EL NIÑO JESÚS Y LAS DIFERENTES ADORACIONES
Duccio: La Virgen con El Niño (1320)
Siempre
pensé que yo era el centro de la escena, pero eso cambió (como tantas otras cosas
en Europa) en el transcurso de la Baja Edad Media.
A
principios del S. XIV Duccio me pinta en el regazo de mi madre, en un trono de
gusto gótico como corresponde al momento histórico, con todos los acompañantes celestialmente
ordenados y sin que ninguno ose ponerme un pie delante. La Virgen, de tamaño
jerárquico, me muestra con toda mi
majestad a unos personajes de los que ninguno sobresale ni me roba protagonismo.
Pero
a finales del S. XV Piero constata el cambio de los tiempos.
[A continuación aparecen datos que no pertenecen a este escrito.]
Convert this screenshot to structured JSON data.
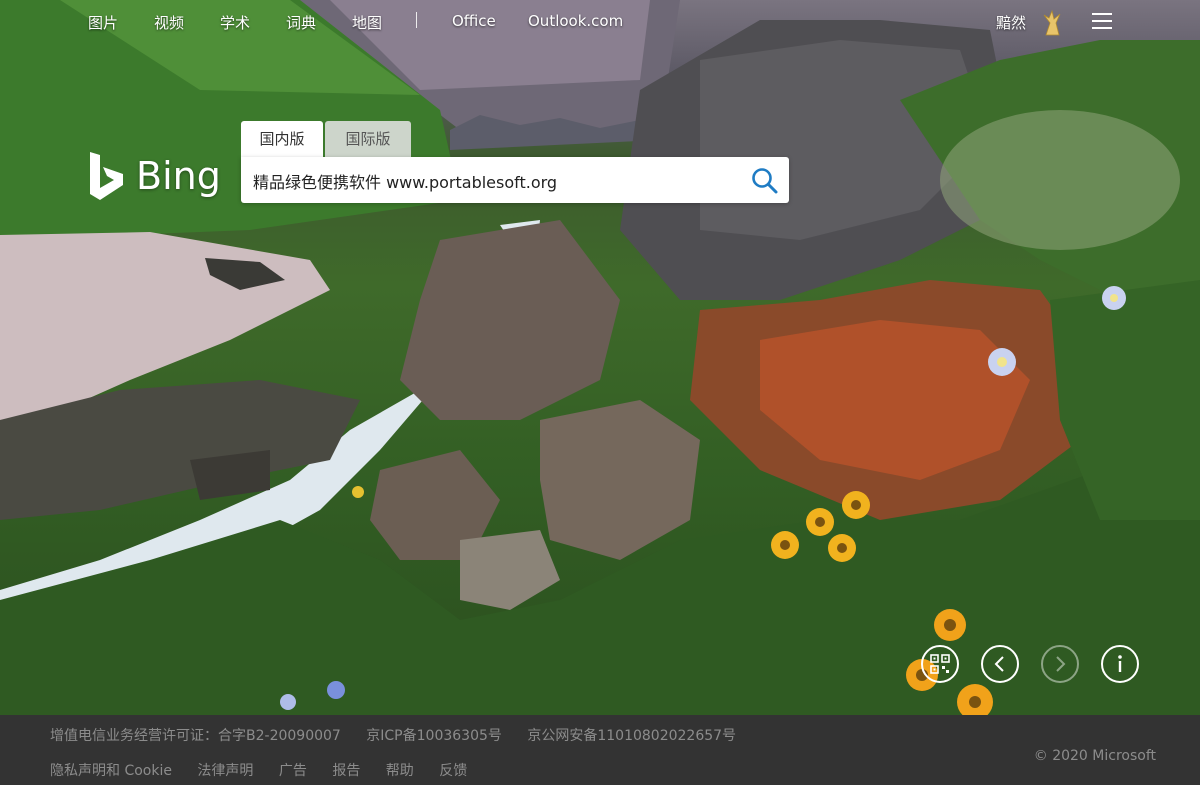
{
  "nav": {
    "items": [
      "图片",
      "视频",
      "学术",
      "词典",
      "地图",
      "Office",
      "Outlook.com"
    ],
    "user_name": "黯然"
  },
  "logo": {
    "text": "Bing"
  },
  "search": {
    "tabs": [
      "国内版",
      "国际版"
    ],
    "active_tab": 0,
    "value": "精品绿色便携软件 www.portablesoft.org"
  },
  "controls": [
    "qr-code-icon",
    "previous-image-icon",
    "next-image-icon",
    "info-icon"
  ],
  "footer": {
    "row1": [
      "增值电信业务经营许可证：合字B2-20090007",
      "京ICP备10036305号",
      "京公网安备11010802022657号"
    ],
    "row2": [
      "隐私声明和 Cookie",
      "法律声明",
      "广告",
      "报告",
      "帮助",
      "反馈"
    ],
    "copyright": "© 2020 Microsoft"
  },
  "colors": {
    "footer_bg": "#333333",
    "footer_text": "#8c8c8c",
    "search_icon": "#1f7cc4"
  }
}
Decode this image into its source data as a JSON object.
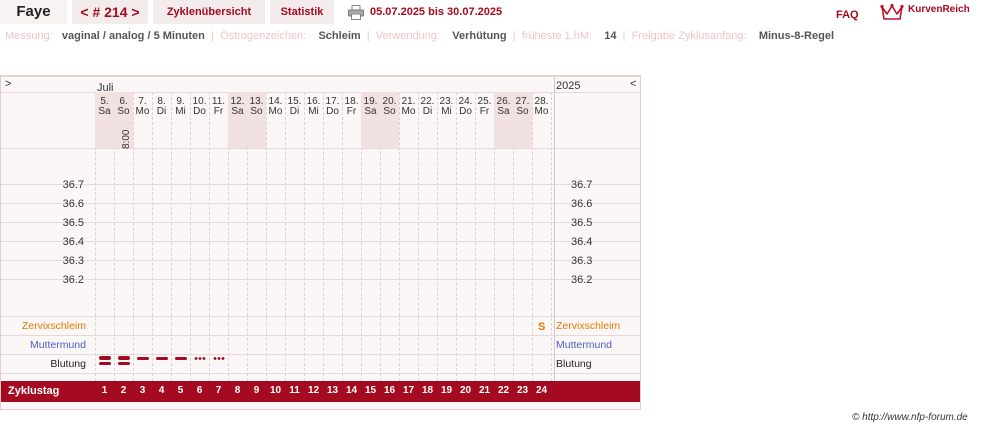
{
  "header": {
    "name": "Faye",
    "cycle": "< # 214 >",
    "tab_overview": "Zyklenübersicht",
    "tab_stats": "Statistik",
    "date_range": "05.07.2025 bis 30.07.2025",
    "faq": "FAQ",
    "logo_text": "KurvenReich",
    "accent": "#a50b20"
  },
  "info": {
    "messung_label": "Messung:",
    "messung_value": "vaginal / analog / 5 Minuten",
    "oestrogen_label": "Östrogenzeichen:",
    "oestrogen_value": "Schleim",
    "verwendung_label": "Verwendung:",
    "verwendung_value": "Verhütung",
    "fruehste_label": "früheste 1.hM:",
    "fruehste_value": "14",
    "freigabe_label": "Freigabe Zyklusanfang:",
    "freigabe_value": "Minus-8-Regel"
  },
  "chart": {
    "nav_prev": ">",
    "nav_next": "<",
    "month": "Juli",
    "year": "2025",
    "days": [
      {
        "num": "5.",
        "wd": "Sa",
        "weekend": true
      },
      {
        "num": "6.",
        "wd": "So",
        "weekend": true
      },
      {
        "num": "7.",
        "wd": "Mo",
        "weekend": false
      },
      {
        "num": "8.",
        "wd": "Di",
        "weekend": false
      },
      {
        "num": "9.",
        "wd": "Mi",
        "weekend": false
      },
      {
        "num": "10.",
        "wd": "Do",
        "weekend": false
      },
      {
        "num": "11.",
        "wd": "Fr",
        "weekend": false
      },
      {
        "num": "12.",
        "wd": "Sa",
        "weekend": true
      },
      {
        "num": "13.",
        "wd": "So",
        "weekend": true
      },
      {
        "num": "14.",
        "wd": "Mo",
        "weekend": false
      },
      {
        "num": "15.",
        "wd": "Di",
        "weekend": false
      },
      {
        "num": "16.",
        "wd": "Mi",
        "weekend": false
      },
      {
        "num": "17.",
        "wd": "Do",
        "weekend": false
      },
      {
        "num": "18.",
        "wd": "Fr",
        "weekend": false
      },
      {
        "num": "19.",
        "wd": "Sa",
        "weekend": true
      },
      {
        "num": "20.",
        "wd": "So",
        "weekend": true
      },
      {
        "num": "21.",
        "wd": "Mo",
        "weekend": false
      },
      {
        "num": "22.",
        "wd": "Di",
        "weekend": false
      },
      {
        "num": "23.",
        "wd": "Mi",
        "weekend": false
      },
      {
        "num": "24.",
        "wd": "Do",
        "weekend": false
      },
      {
        "num": "25.",
        "wd": "Fr",
        "weekend": false
      },
      {
        "num": "26.",
        "wd": "Sa",
        "weekend": true
      },
      {
        "num": "27.",
        "wd": "So",
        "weekend": true
      },
      {
        "num": "28.",
        "wd": "Mo",
        "weekend": false
      }
    ],
    "time_note": "8:00",
    "temps": [
      "36.7",
      "36.6",
      "36.5",
      "36.4",
      "36.3",
      "36.2"
    ],
    "row_cervix": "Zervixschleim",
    "row_cervix_color": "#e07b00",
    "row_muttermund": "Muttermund",
    "row_muttermund_color": "#4a5fc1",
    "row_blutung": "Blutung",
    "cervix_mark": "S",
    "bleeding": [
      "heavy",
      "heavy",
      "medium",
      "medium",
      "medium",
      "light",
      "light"
    ],
    "cycle_label": "Zyklustag",
    "cycle_days": [
      "1",
      "2",
      "3",
      "4",
      "5",
      "6",
      "7",
      "8",
      "9",
      "10",
      "11",
      "12",
      "13",
      "14",
      "15",
      "16",
      "17",
      "18",
      "19",
      "20",
      "21",
      "22",
      "23",
      "24"
    ]
  },
  "footer": {
    "copyright": "© http://www.nfp-forum.de"
  }
}
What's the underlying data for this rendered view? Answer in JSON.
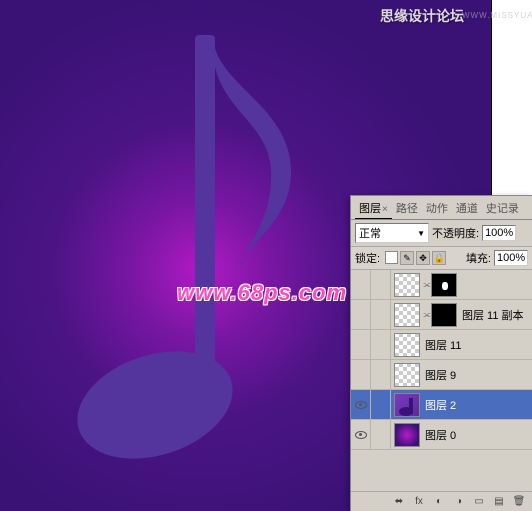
{
  "watermarks": {
    "top_text": "思缘设计论坛",
    "top_url": "WWW.MISSYUAN.COM",
    "center": "www.68ps.com"
  },
  "panel": {
    "tabs": {
      "layers": "图层",
      "x": "×",
      "paths": "路径",
      "actions": "动作",
      "channels": "通道",
      "history": "史记录"
    },
    "blend": {
      "mode": "正常",
      "opacity_label": "不透明度:",
      "opacity_value": "100%"
    },
    "lock": {
      "label": "锁定:",
      "fill_label": "填充:",
      "fill_value": "100%"
    },
    "layers": [
      {
        "name": ""
      },
      {
        "name": "图层 11 副本"
      },
      {
        "name": "图层 11"
      },
      {
        "name": "图层 9"
      },
      {
        "name": "图层 2"
      },
      {
        "name": "图层 0"
      }
    ],
    "footer": {
      "link": "⬌",
      "fx": "fx",
      "mask": "◐",
      "adjust": "◑",
      "folder": "▭",
      "new": "▤",
      "trash": "🗑"
    }
  }
}
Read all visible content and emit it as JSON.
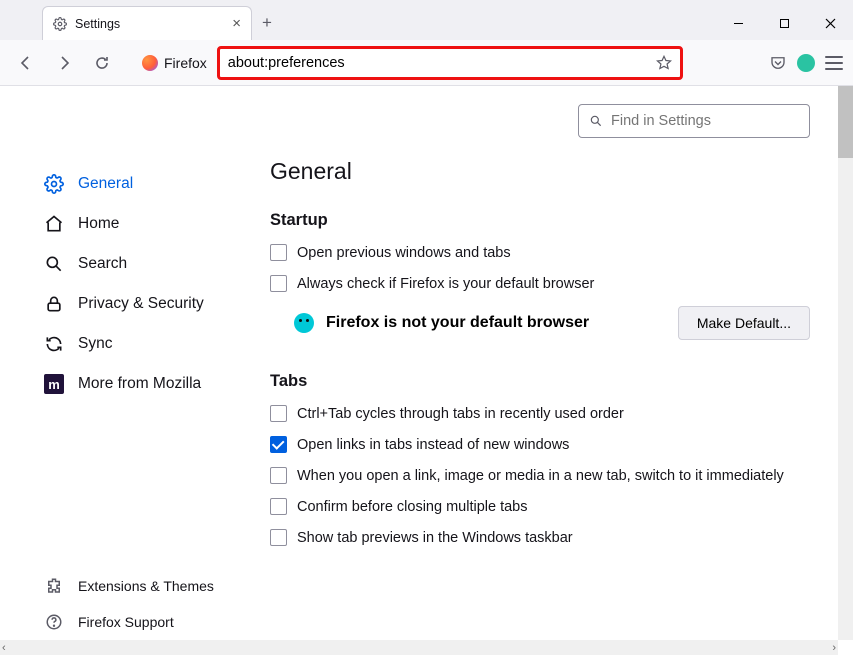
{
  "tab": {
    "title": "Settings"
  },
  "url": {
    "value": "about:preferences"
  },
  "toolbar": {
    "identity_label": "Firefox"
  },
  "search": {
    "placeholder": "Find in Settings"
  },
  "sidebar": {
    "items": [
      {
        "label": "General"
      },
      {
        "label": "Home"
      },
      {
        "label": "Search"
      },
      {
        "label": "Privacy & Security"
      },
      {
        "label": "Sync"
      },
      {
        "label": "More from Mozilla"
      }
    ],
    "footer": [
      {
        "label": "Extensions & Themes"
      },
      {
        "label": "Firefox Support"
      }
    ]
  },
  "page": {
    "title": "General",
    "startup": {
      "heading": "Startup",
      "open_previous": "Open previous windows and tabs",
      "always_check": "Always check if Firefox is your default browser",
      "not_default": "Firefox is not your default browser",
      "make_default": "Make Default..."
    },
    "tabs": {
      "heading": "Tabs",
      "ctrl_tab": "Ctrl+Tab cycles through tabs in recently used order",
      "open_links": "Open links in tabs instead of new windows",
      "switch_imm": "When you open a link, image or media in a new tab, switch to it immediately",
      "confirm_close": "Confirm before closing multiple tabs",
      "taskbar_prev": "Show tab previews in the Windows taskbar"
    }
  }
}
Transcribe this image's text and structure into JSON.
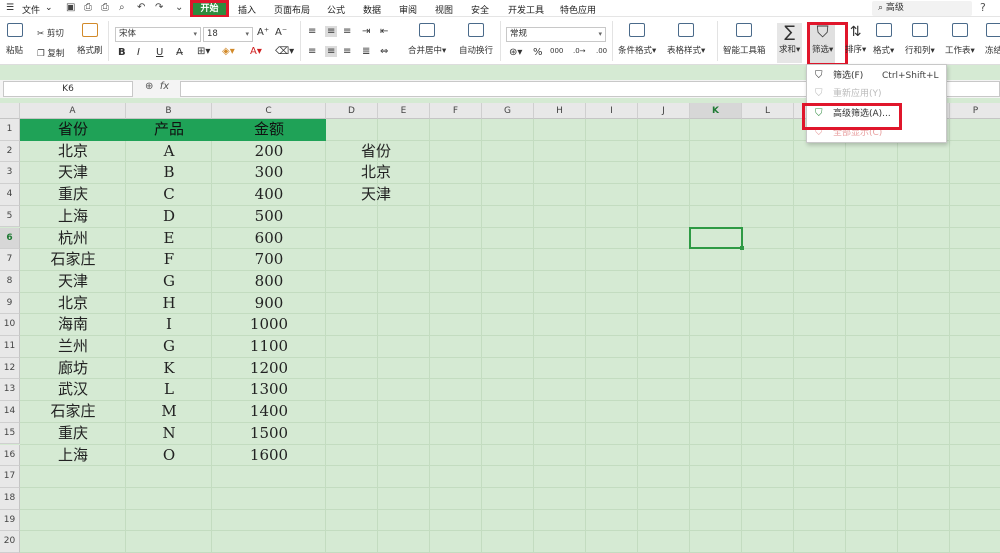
{
  "menu": {
    "file": "文件",
    "tabs": [
      "开始",
      "插入",
      "页面布局",
      "公式",
      "数据",
      "审阅",
      "视图",
      "安全",
      "开发工具",
      "特色应用"
    ],
    "search": "高级",
    "help": "?"
  },
  "ribbon": {
    "paste": "粘贴",
    "cut": "剪切",
    "copy": "复制",
    "format_painter": "格式刷",
    "font_name": "宋体",
    "font_size": "18",
    "bold": "B",
    "italic": "I",
    "underline": "U",
    "merge": "合并居中",
    "wrap": "自动换行",
    "number_format": "常规",
    "percent": "%",
    "cond_format": "条件格式",
    "table_style": "表格样式",
    "smart_tools": "智能工具箱",
    "sum": "求和",
    "filter": "筛选",
    "sort": "排序",
    "format": "格式",
    "row_col": "行和列",
    "worksheet": "工作表",
    "freeze": "冻结"
  },
  "formula_bar": {
    "cell_ref": "K6",
    "fx": "fx",
    "value": ""
  },
  "columns": [
    "A",
    "B",
    "C",
    "D",
    "E",
    "F",
    "G",
    "H",
    "I",
    "J",
    "K",
    "L",
    "M",
    "N",
    "O",
    "P"
  ],
  "rows": [
    "1",
    "2",
    "3",
    "4",
    "5",
    "6",
    "7",
    "8",
    "9",
    "10",
    "11",
    "12",
    "13",
    "14",
    "15",
    "16",
    "17",
    "18",
    "19",
    "20"
  ],
  "table": {
    "headers": [
      "省份",
      "产品",
      "金额"
    ],
    "data": [
      [
        "北京",
        "A",
        "200"
      ],
      [
        "天津",
        "B",
        "300"
      ],
      [
        "重庆",
        "C",
        "400"
      ],
      [
        "上海",
        "D",
        "500"
      ],
      [
        "杭州",
        "E",
        "600"
      ],
      [
        "石家庄",
        "F",
        "700"
      ],
      [
        "天津",
        "G",
        "800"
      ],
      [
        "北京",
        "H",
        "900"
      ],
      [
        "海南",
        "I",
        "1000"
      ],
      [
        "兰州",
        "G",
        "1100"
      ],
      [
        "廊坊",
        "K",
        "1200"
      ],
      [
        "武汉",
        "L",
        "1300"
      ],
      [
        "石家庄",
        "M",
        "1400"
      ],
      [
        "重庆",
        "N",
        "1500"
      ],
      [
        "上海",
        "O",
        "1600"
      ]
    ]
  },
  "criteria": [
    "省份",
    "北京",
    "天津"
  ],
  "dropdown": {
    "filter": "筛选(F)",
    "filter_shortcut": "Ctrl+Shift+L",
    "reapply": "重新应用(Y)",
    "advanced": "高级筛选(A)...",
    "show_all": "全部显示(C)"
  },
  "colors": {
    "header_fill": "#1fa257",
    "sheet_bg": "#d5ead3",
    "highlight": "#e0162b",
    "accent": "#2e8b3e"
  }
}
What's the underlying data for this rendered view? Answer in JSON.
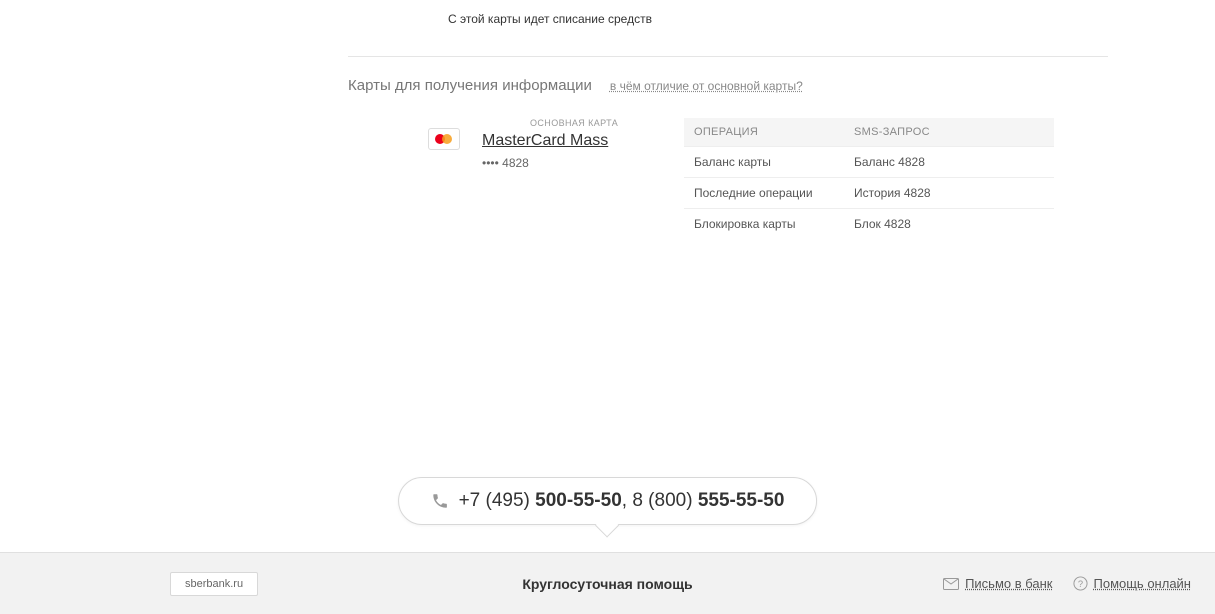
{
  "notice": "С этой карты идет списание средств",
  "section": {
    "title": "Карты для получения информации",
    "diff_link": "в чём отличие от основной карты?"
  },
  "card": {
    "primary_label": "ОСНОВНАЯ КАРТА",
    "name": "MasterCard Mass",
    "masked": "•••• 4828"
  },
  "table": {
    "head_op": "ОПЕРАЦИЯ",
    "head_sms": "SMS-ЗАПРОС",
    "rows": [
      {
        "op": "Баланс карты",
        "sms": "Баланс 4828"
      },
      {
        "op": "Последние операции",
        "sms": "История 4828"
      },
      {
        "op": "Блокировка карты",
        "sms": "Блок 4828"
      }
    ]
  },
  "phones": {
    "p1_prefix": "+7 (495) ",
    "p1_bold": "500-55-50",
    "sep": ", ",
    "p2_prefix": "8 (800) ",
    "p2_bold": "555-55-50"
  },
  "footer": {
    "site": "sberbank.ru",
    "help_title": "Круглосуточная помощь",
    "mail_link": "Письмо в банк",
    "online_link": "Помощь онлайн"
  }
}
A mí me ponen tirado
ahí, en el regazo de mi madre (y aún habrá otros pintores que me releguen al
suelo) como un enojoso fardo que sólo debe figurar en tanto que testigo reminiscente
de la marca comercial; mientras, mis adoradores ya figuran individualizados y
chupan cámara para que la Historia los reconozca en el futuro.
Y
sobre todos ellos se eleva Federico de Montefeltro, Duque de Urbino; su
posición preeminente en el cuadro, los brillos de su armadura y su personal
nariz de boxeador aristócrata advierten que es él quien paga la obra y por
tanto, como donante, quien debe ser protagonista de la escena que ya nunca
volveré a presidir como antaño.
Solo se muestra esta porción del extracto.